Wyndham Clark's Caddie Reveals Intriguing Details About Clark's Life and Mindset

"There was a point where there's nothing I'm doing or saying that's getting through to him."- Clark's caddie said.

by Sead Dedovic
Wyndham Clark's Caddie Reveals Intriguing Details About Clark's Life and Mindset
© Michael Reaves/Getty Images Sport

Wyndham Clark, last year's US Open champion, is once again setting his sights on the same goal this year: winning this prestigious competition and etching his name in the annals of this sport's history. The 30-year-old golfer has received immense support over the past few years, notably from his caddie, John Ellis, who has been there to assist him through the toughest times. 

Last year's showdown in the final round between Clark and Fowler caused significant interest, and Ellis knew how to encourage his golfer, reminding him: "Remember they're cheering for him. Remember who they'll cheer for at the end." Such words likely influenced Clark to elevate the pace of his game and secure the victory.

After clinching his first Major, the situation appeared quite emotional for Clark.

Throughout his career, Wyndham Clark has faced a lot of difficulties and tribulations, often speaking openly about his struggles with mental health. Ellis, as an influential source of support for him, has shed light on some details regarding Clark's character in a recent media interview. 

Ellis stresses that Clark has been overly critical of himself, despite having no reason to be so. From his caddie's perspective, Clark's life is one that many would envy: he earns a substantial income, plays a sport he loves, and many things have fallen into place in his life. Sometimes, it's hard to convince someone of that, but his caddie knew how to encourage this talented golfer.

"He's not even the same human -- on and off the course. I think he judged himself for who he was based on how he played those 18 holes of golf in a day. That's a tough way to live life, right?
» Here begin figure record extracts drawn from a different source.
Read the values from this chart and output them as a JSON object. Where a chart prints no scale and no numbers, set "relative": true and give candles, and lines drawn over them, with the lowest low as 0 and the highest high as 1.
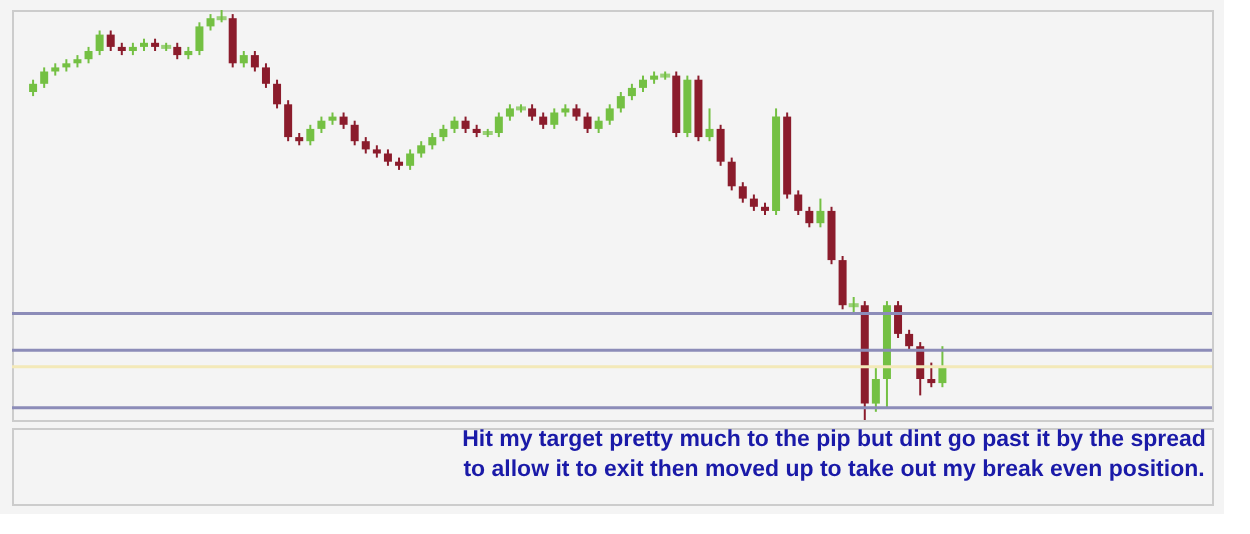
{
  "chart_data": {
    "type": "candlestick",
    "relative": true,
    "categories": [
      null,
      null,
      null,
      null,
      null,
      null,
      null,
      null,
      null,
      null,
      null,
      null,
      null,
      null,
      null,
      null,
      null,
      null,
      null,
      null,
      null,
      null,
      null,
      null,
      null,
      null,
      null,
      null,
      null,
      null,
      null,
      null,
      null,
      null,
      null,
      null,
      null,
      null,
      null,
      null,
      null,
      null,
      null,
      null,
      null,
      null,
      null,
      null,
      null,
      null,
      null,
      null,
      null,
      null,
      null,
      null,
      null,
      null,
      null,
      null,
      null,
      null,
      null,
      null,
      null,
      null,
      null,
      null,
      null,
      null,
      null,
      null,
      null,
      null,
      null,
      null,
      null,
      null,
      null,
      null,
      null,
      null,
      null
    ],
    "ohlc": [
      [
        0.8,
        0.83,
        0.79,
        0.82
      ],
      [
        0.82,
        0.86,
        0.81,
        0.85
      ],
      [
        0.85,
        0.87,
        0.84,
        0.86
      ],
      [
        0.86,
        0.88,
        0.85,
        0.87
      ],
      [
        0.87,
        0.89,
        0.86,
        0.88
      ],
      [
        0.88,
        0.91,
        0.87,
        0.9
      ],
      [
        0.9,
        0.95,
        0.89,
        0.94
      ],
      [
        0.94,
        0.95,
        0.9,
        0.91
      ],
      [
        0.91,
        0.92,
        0.89,
        0.9
      ],
      [
        0.9,
        0.92,
        0.89,
        0.91
      ],
      [
        0.91,
        0.93,
        0.9,
        0.92
      ],
      [
        0.92,
        0.93,
        0.9,
        0.91
      ],
      [
        0.91,
        0.92,
        0.9,
        0.91
      ],
      [
        0.91,
        0.92,
        0.88,
        0.89
      ],
      [
        0.89,
        0.91,
        0.88,
        0.9
      ],
      [
        0.9,
        0.97,
        0.89,
        0.96
      ],
      [
        0.96,
        0.99,
        0.95,
        0.98
      ],
      [
        0.98,
        1,
        0.97,
        0.98
      ],
      [
        0.98,
        0.99,
        0.86,
        0.87
      ],
      [
        0.87,
        0.9,
        0.86,
        0.89
      ],
      [
        0.89,
        0.9,
        0.85,
        0.86
      ],
      [
        0.86,
        0.87,
        0.81,
        0.82
      ],
      [
        0.82,
        0.83,
        0.76,
        0.77
      ],
      [
        0.77,
        0.78,
        0.68,
        0.69
      ],
      [
        0.69,
        0.7,
        0.67,
        0.68
      ],
      [
        0.68,
        0.72,
        0.67,
        0.71
      ],
      [
        0.71,
        0.74,
        0.7,
        0.73
      ],
      [
        0.73,
        0.75,
        0.72,
        0.74
      ],
      [
        0.74,
        0.75,
        0.71,
        0.72
      ],
      [
        0.72,
        0.73,
        0.67,
        0.68
      ],
      [
        0.68,
        0.69,
        0.65,
        0.66
      ],
      [
        0.66,
        0.67,
        0.64,
        0.65
      ],
      [
        0.65,
        0.66,
        0.62,
        0.63
      ],
      [
        0.63,
        0.64,
        0.61,
        0.62
      ],
      [
        0.62,
        0.66,
        0.61,
        0.65
      ],
      [
        0.65,
        0.68,
        0.64,
        0.67
      ],
      [
        0.67,
        0.7,
        0.66,
        0.69
      ],
      [
        0.69,
        0.72,
        0.68,
        0.71
      ],
      [
        0.71,
        0.74,
        0.7,
        0.73
      ],
      [
        0.73,
        0.74,
        0.7,
        0.71
      ],
      [
        0.71,
        0.72,
        0.69,
        0.7
      ],
      [
        0.7,
        0.71,
        0.69,
        0.7
      ],
      [
        0.7,
        0.75,
        0.69,
        0.74
      ],
      [
        0.74,
        0.77,
        0.73,
        0.76
      ],
      [
        0.76,
        0.77,
        0.75,
        0.76
      ],
      [
        0.76,
        0.77,
        0.73,
        0.74
      ],
      [
        0.74,
        0.75,
        0.71,
        0.72
      ],
      [
        0.72,
        0.76,
        0.71,
        0.75
      ],
      [
        0.75,
        0.77,
        0.74,
        0.76
      ],
      [
        0.76,
        0.77,
        0.73,
        0.74
      ],
      [
        0.74,
        0.75,
        0.7,
        0.71
      ],
      [
        0.71,
        0.74,
        0.7,
        0.73
      ],
      [
        0.73,
        0.77,
        0.72,
        0.76
      ],
      [
        0.76,
        0.8,
        0.75,
        0.79
      ],
      [
        0.79,
        0.82,
        0.78,
        0.81
      ],
      [
        0.81,
        0.84,
        0.8,
        0.83
      ],
      [
        0.83,
        0.85,
        0.82,
        0.84
      ],
      [
        0.84,
        0.85,
        0.83,
        0.84
      ],
      [
        0.84,
        0.85,
        0.69,
        0.7
      ],
      [
        0.7,
        0.84,
        0.69,
        0.83
      ],
      [
        0.83,
        0.84,
        0.68,
        0.69
      ],
      [
        0.69,
        0.76,
        0.68,
        0.71
      ],
      [
        0.71,
        0.72,
        0.62,
        0.63
      ],
      [
        0.63,
        0.64,
        0.56,
        0.57
      ],
      [
        0.57,
        0.58,
        0.53,
        0.54
      ],
      [
        0.54,
        0.55,
        0.51,
        0.52
      ],
      [
        0.52,
        0.53,
        0.5,
        0.51
      ],
      [
        0.51,
        0.76,
        0.5,
        0.74
      ],
      [
        0.74,
        0.75,
        0.54,
        0.55
      ],
      [
        0.55,
        0.56,
        0.5,
        0.51
      ],
      [
        0.51,
        0.52,
        0.47,
        0.48
      ],
      [
        0.48,
        0.54,
        0.47,
        0.51
      ],
      [
        0.51,
        0.52,
        0.38,
        0.39
      ],
      [
        0.39,
        0.4,
        0.27,
        0.28
      ],
      [
        0.28,
        0.3,
        0.26,
        0.28
      ],
      [
        0.28,
        0.29,
        0,
        0.04
      ],
      [
        0.04,
        0.13,
        0.02,
        0.1
      ],
      [
        0.1,
        0.29,
        0.03,
        0.28
      ],
      [
        0.28,
        0.29,
        0.2,
        0.21
      ],
      [
        0.21,
        0.22,
        0.17,
        0.18
      ],
      [
        0.18,
        0.19,
        0.06,
        0.1
      ],
      [
        0.1,
        0.14,
        0.08,
        0.09
      ],
      [
        0.09,
        0.18,
        0.08,
        0.13
      ]
    ],
    "colors": [
      "#74c043",
      "#74c043",
      "#74c043",
      "#74c043",
      "#74c043",
      "#74c043",
      "#74c043",
      "#8b1c2c",
      "#8b1c2c",
      "#74c043",
      "#74c043",
      "#8b1c2c",
      "#74c043",
      "#8b1c2c",
      "#74c043",
      "#74c043",
      "#74c043",
      "#74c043",
      "#8b1c2c",
      "#74c043",
      "#8b1c2c",
      "#8b1c2c",
      "#8b1c2c",
      "#8b1c2c",
      "#8b1c2c",
      "#74c043",
      "#74c043",
      "#74c043",
      "#8b1c2c",
      "#8b1c2c",
      "#8b1c2c",
      "#8b1c2c",
      "#8b1c2c",
      "#8b1c2c",
      "#74c043",
      "#74c043",
      "#74c043",
      "#74c043",
      "#74c043",
      "#8b1c2c",
      "#8b1c2c",
      "#74c043",
      "#74c043",
      "#74c043",
      "#74c043",
      "#8b1c2c",
      "#8b1c2c",
      "#74c043",
      "#74c043",
      "#8b1c2c",
      "#8b1c2c",
      "#74c043",
      "#74c043",
      "#74c043",
      "#74c043",
      "#74c043",
      "#74c043",
      "#74c043",
      "#8b1c2c",
      "#74c043",
      "#8b1c2c",
      "#74c043",
      "#8b1c2c",
      "#8b1c2c",
      "#8b1c2c",
      "#8b1c2c",
      "#8b1c2c",
      "#74c043",
      "#8b1c2c",
      "#8b1c2c",
      "#8b1c2c",
      "#74c043",
      "#8b1c2c",
      "#8b1c2c",
      "#74c043",
      "#8b1c2c",
      "#74c043",
      "#74c043",
      "#8b1c2c",
      "#8b1c2c",
      "#8b1c2c",
      "#8b1c2c",
      "#74c043"
    ],
    "ref_lines": [
      {
        "axis": "y",
        "value": 0.26,
        "color": "#8c8cb8"
      },
      {
        "axis": "y",
        "value": 0.17,
        "color": "#8c8cb8"
      },
      {
        "axis": "y",
        "value": 0.13,
        "color": "#f3e9b8"
      },
      {
        "axis": "y",
        "value": 0.03,
        "color": "#8c8cb8"
      }
    ],
    "annotations": [
      "Hit my target pretty much to the pip but dint go past it by the spread\nto allow it to exit then moved up to take out my break even position."
    ]
  }
}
If you look around, he's on the PGA Tour, he's making a significant amount of money, he's playing a sport he loves. It's pretty good what you're doing, regardless of how things are going."- Clark said, as quoted by ESPN.

For Ellis, accompanying Clark on his golfing journey has been a rollercoaster of highs and lows. He's faced numerous challenges, especially when Clark seemed distant and unresponsive to his guidance. Yet, Ellis refuses to throw in the towel easily. He's observed Clark's huge potential, buried beneath self-doubt and negativity.

Despite the challenges, Ellis remains firm in his belief in Clark's potential. He sees himself as more than just a caddie; he's a mentor, a motivator, and a friend, dedicated to helping Clark rediscover his passion for the game. With patience and determination, Ellis is committed to guiding Clark towards realizing his true capabilities.

"There was a point where there's nothing I'm doing or saying that's getting through to him. It wasn't working based on how he was handling himself."-Ellis said.

Clark has had, as we've already mentioned, several trials in his life, with the biggest being the death of his mother, Lisa, from breast cancer in 2013. Wyndham confirmed that he had attempted to work with sports psychologists and therapists, but it seems that the collaboration was not successful. Clark's manager, Rob Mougey, was trying to convince him that performance coach Julie Elion was the right person for his improvement, but it seems that initially, Clark wasn't keen on such an option. Ultimately, he decided to contact Elion and build his career together with her. Wyndham has been frustrated by many obstacles in his career.

"I ultimately agreed because I was at a point in the fall of 2022 where I was playing good golf, but I wasn't scoring good, and then I wasn't happy. I was really frustrated. I was kind of at the point where I was like, 'I don't want to do this anymore.'"-Clark said.

Wyndham Clark
Wyndham Clark© Kevin C. Cox/Getty Images Sport

Elion and Clark's collaboration

Elion, speaking with ESPN was surprised by his unwillingness to collaborate during their first phone conversation in late 2022. She noted his behavior as somewhat impolite, a behavior she had encountered previously in her career. Despite this, Elion remained optmistic, as she believes in working with individuals who genuinely desire improvement. Reflecting on her initial interaction with Clark, she wasn't certain if he shared that same commitment.

Elion and Clark agreed to collaborate for six months, with the understanding that if Clark didn't feel progress, they would part ways. During their first meeting, Clark expressed skepticism about their partnership, citing previous collaborations that hadn't been ideal. Elion believes that Clark had high expectations of himself at that time, but she commends his confidence. In a Netflix documentary, Clark admitted that he had been training his mind for years to avoid negative thinking and self-deprecation.

"I had trained my mind over years of belittling myself and thinking negatively, locking myself in rooms and not coming out for a long time, or drinking to excess, or being mean to people. I didn't want to play golf."- Clark said.